Am vergangenen Freitag wurde zwischen Kenia und Deutschland ein Migrationsabkommen unterzeichnet. Kern des Vertrages besteht laut Medienberichten darin, dass wenn Kenia abgelehnte Flüchtlinge aus Deutschland zurücknimmt, Arbeitskräfte aus Kenia leichter nach Deutschland gelangen können. Bei näherem Hinsehen erscheint der Deal reichlich unbefriedigend. Erstens kommen nur sehr wenige ausreisepflichtige Ausländer aus Kenia. Zweitens liegt die dortige Alphabetisierungsrate bloß bei circa 80 Prozent. Rätselhaft, inwiefern aus einem solchen Land die vielgepriesenen Fachkräfte stammen sollen. Ähnliche Fragen wirft der Migrationsdeal auf, den Olaf Scholz am Sonntag mit Usbekistan schloss. WerteUnion-Vorsitzender Hans-Georg Maaßen sieht derartige Abkommen mit großem Unbehagen: 

„Es ist überhaupt nicht ersichtlich, welchen Nutzen diese Vereinbarungen in Hinblick auf die illegale Migration beziehungsweise die Gewinnung von qualifizierten Arbeitskräften haben sollen. Hinzu kommt, dass das Anwerben von Fachkräften aus unterentwickelten Ländern wie Kenia unsere gesamte Entwicklungspolitik konterkariert.
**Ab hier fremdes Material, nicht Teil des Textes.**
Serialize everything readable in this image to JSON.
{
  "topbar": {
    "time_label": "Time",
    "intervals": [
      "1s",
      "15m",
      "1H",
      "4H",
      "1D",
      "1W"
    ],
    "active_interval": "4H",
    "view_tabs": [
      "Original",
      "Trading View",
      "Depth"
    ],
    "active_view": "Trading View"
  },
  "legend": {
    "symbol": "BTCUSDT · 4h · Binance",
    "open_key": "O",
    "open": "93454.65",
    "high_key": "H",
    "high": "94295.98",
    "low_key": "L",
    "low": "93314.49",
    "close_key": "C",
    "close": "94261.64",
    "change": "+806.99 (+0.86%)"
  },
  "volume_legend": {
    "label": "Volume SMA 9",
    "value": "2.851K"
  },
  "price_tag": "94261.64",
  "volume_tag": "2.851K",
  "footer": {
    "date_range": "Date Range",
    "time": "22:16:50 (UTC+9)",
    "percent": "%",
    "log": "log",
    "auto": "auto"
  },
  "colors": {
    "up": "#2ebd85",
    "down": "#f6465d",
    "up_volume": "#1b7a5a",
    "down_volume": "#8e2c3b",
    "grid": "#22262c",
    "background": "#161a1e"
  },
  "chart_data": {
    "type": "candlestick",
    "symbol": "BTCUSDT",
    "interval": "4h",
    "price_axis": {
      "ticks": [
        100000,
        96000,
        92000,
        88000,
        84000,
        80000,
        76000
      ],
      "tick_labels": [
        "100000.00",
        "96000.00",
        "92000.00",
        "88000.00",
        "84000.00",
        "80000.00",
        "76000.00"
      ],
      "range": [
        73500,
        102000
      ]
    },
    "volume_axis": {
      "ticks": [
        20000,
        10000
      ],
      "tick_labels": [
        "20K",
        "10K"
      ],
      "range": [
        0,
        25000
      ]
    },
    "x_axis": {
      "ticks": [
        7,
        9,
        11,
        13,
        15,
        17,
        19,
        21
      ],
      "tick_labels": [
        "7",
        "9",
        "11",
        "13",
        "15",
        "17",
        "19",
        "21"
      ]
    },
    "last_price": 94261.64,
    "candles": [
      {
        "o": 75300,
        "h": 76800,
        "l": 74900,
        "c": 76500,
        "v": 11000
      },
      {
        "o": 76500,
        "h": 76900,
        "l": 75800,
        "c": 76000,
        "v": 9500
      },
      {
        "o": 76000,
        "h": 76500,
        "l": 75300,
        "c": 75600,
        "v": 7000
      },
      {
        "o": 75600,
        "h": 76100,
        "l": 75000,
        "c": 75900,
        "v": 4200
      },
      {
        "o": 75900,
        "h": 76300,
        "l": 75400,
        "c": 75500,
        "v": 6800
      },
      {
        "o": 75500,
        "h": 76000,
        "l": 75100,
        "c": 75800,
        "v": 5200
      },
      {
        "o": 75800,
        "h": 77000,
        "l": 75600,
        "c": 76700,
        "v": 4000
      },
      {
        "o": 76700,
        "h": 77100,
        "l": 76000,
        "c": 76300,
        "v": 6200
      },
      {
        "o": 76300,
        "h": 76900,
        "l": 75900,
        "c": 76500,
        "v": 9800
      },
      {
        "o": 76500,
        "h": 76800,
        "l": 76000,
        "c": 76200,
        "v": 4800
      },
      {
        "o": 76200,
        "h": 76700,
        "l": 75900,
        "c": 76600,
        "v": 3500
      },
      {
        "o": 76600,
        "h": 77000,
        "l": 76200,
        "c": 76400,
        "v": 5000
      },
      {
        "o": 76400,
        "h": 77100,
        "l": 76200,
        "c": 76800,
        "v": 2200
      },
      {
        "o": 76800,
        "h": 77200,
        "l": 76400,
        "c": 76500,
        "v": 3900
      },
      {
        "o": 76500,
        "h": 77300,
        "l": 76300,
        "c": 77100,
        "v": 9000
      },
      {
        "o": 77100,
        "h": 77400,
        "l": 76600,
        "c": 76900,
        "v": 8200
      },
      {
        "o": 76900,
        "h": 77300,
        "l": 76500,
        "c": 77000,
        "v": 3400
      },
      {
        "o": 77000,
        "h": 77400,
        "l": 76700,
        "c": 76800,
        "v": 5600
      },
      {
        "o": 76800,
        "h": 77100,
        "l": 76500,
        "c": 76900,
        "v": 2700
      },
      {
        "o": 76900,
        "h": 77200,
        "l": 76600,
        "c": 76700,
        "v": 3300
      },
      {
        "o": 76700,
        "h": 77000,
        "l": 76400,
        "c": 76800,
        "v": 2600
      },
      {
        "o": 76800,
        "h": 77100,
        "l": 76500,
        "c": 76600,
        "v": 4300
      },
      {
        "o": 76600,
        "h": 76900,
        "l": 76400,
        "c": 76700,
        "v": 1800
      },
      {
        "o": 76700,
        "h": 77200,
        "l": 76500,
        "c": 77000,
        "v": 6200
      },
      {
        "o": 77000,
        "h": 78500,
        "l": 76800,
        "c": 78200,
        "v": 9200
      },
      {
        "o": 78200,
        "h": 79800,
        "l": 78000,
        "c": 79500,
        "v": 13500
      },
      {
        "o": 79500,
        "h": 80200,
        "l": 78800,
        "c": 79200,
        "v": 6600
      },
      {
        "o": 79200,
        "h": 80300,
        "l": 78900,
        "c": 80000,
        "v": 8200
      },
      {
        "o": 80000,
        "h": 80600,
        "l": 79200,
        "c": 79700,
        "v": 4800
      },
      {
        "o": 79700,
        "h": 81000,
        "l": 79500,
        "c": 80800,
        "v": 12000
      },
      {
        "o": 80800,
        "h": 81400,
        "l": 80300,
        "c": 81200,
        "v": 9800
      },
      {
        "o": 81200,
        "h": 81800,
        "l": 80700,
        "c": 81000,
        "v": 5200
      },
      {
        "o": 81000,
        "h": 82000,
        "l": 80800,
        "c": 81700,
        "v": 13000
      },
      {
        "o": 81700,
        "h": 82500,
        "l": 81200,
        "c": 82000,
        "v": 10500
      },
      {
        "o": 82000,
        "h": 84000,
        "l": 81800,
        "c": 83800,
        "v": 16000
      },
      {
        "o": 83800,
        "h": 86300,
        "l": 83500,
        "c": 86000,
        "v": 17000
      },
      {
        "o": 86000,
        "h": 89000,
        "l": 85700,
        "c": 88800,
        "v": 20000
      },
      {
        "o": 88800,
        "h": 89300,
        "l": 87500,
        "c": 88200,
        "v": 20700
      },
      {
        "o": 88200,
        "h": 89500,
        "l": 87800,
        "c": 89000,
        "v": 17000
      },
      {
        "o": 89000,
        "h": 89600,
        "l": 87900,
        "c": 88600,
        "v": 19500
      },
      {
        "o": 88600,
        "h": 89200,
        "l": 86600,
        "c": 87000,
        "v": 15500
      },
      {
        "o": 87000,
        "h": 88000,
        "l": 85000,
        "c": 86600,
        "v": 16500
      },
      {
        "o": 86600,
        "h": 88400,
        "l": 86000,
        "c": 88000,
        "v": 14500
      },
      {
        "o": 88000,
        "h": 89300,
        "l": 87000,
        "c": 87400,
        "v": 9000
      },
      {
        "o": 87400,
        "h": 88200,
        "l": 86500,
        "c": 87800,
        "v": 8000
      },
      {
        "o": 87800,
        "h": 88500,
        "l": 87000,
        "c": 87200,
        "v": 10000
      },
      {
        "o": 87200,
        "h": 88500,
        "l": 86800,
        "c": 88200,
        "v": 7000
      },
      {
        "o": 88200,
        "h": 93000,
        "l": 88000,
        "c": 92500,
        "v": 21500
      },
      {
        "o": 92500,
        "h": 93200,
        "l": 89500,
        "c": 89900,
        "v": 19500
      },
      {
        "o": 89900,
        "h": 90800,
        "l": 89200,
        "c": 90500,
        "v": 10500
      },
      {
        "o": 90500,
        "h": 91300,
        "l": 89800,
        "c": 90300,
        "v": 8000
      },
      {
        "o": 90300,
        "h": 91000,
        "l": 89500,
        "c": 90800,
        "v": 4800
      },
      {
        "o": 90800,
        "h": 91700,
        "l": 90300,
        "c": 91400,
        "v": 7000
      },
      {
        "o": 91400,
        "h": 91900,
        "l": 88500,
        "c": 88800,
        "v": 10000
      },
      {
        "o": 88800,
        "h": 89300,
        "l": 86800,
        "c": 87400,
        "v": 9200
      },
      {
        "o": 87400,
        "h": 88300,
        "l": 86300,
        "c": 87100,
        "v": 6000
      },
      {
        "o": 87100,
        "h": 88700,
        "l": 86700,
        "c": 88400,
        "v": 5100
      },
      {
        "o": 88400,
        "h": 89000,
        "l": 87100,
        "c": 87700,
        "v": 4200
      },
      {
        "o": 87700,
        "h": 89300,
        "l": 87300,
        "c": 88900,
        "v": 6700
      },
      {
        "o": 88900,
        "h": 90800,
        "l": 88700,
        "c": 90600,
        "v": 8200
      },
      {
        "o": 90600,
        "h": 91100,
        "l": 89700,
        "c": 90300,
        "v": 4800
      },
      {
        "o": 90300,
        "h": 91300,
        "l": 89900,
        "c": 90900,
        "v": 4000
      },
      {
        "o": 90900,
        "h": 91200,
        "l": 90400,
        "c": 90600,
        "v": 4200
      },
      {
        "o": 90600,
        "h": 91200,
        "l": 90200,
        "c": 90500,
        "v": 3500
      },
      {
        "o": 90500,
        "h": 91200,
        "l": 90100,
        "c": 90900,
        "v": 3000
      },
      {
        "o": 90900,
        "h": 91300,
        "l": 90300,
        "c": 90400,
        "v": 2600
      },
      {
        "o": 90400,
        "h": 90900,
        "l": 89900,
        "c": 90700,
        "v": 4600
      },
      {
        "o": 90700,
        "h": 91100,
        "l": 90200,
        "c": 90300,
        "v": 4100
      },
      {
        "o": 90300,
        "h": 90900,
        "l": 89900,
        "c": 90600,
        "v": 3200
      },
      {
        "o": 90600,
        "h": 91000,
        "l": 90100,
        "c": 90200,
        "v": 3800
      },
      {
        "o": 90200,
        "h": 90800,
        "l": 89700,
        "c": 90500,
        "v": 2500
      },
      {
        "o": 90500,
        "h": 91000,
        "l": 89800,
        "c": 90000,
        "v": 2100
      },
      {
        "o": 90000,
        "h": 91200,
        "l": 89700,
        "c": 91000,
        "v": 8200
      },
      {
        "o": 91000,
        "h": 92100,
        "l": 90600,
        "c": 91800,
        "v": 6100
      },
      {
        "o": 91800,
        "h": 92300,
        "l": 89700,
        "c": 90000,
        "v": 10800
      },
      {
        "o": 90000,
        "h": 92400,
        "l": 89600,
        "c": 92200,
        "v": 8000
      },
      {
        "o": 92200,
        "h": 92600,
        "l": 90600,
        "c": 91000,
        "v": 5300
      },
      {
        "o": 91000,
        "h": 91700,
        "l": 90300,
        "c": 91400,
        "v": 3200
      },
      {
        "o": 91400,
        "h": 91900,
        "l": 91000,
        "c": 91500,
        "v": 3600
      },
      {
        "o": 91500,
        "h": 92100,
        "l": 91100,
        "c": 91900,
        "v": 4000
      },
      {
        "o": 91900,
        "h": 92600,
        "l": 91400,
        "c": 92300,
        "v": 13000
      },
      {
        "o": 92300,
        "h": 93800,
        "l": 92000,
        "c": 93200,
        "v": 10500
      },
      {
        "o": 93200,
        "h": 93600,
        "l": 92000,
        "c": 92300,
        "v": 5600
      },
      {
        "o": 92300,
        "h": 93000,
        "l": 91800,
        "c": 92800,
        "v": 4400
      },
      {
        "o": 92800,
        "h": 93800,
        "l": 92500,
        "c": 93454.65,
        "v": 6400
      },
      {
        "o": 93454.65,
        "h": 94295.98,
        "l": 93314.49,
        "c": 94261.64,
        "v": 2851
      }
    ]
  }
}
Wie will ein solches Land, das selbst zu wenig Fachkräfte hat, jemals auf eigenen Beinen stehen und wirtschaftlich erfolgreich sein können, wenn die besten Kräfte abgeworben werden? Die Bundesregierung weiß scheinbar wieder einmal nicht, was sie tut.“

 

Ein Missverständnis seitens des kenianischen Präsidenten?

 

Der kenianische Präsident William Ruto gab nach der Vorstellung des Abkommens der Deutschen Welle ein Interview, in dem er von „250.000 Beschäftigungsmöglichkeiten für junge Menschen aus Kenia“ sprach, die dadurch geschaffen würden. Diese Größenordnung der voraussichtlich nach Deutschland kommenden Kenianer sorgte für Schlagzeilen im Ausland, etwa bei BBC oder CNN. Daraufhin gab das Innenministerium auf X bekannt, dass diese Meldung falsch sei. Das Migrationsabkommen enthalte „keinerlei Zahlen oder Kontingente von Fachkräften aus Kenia, die in Deutschland arbeiten könnten“.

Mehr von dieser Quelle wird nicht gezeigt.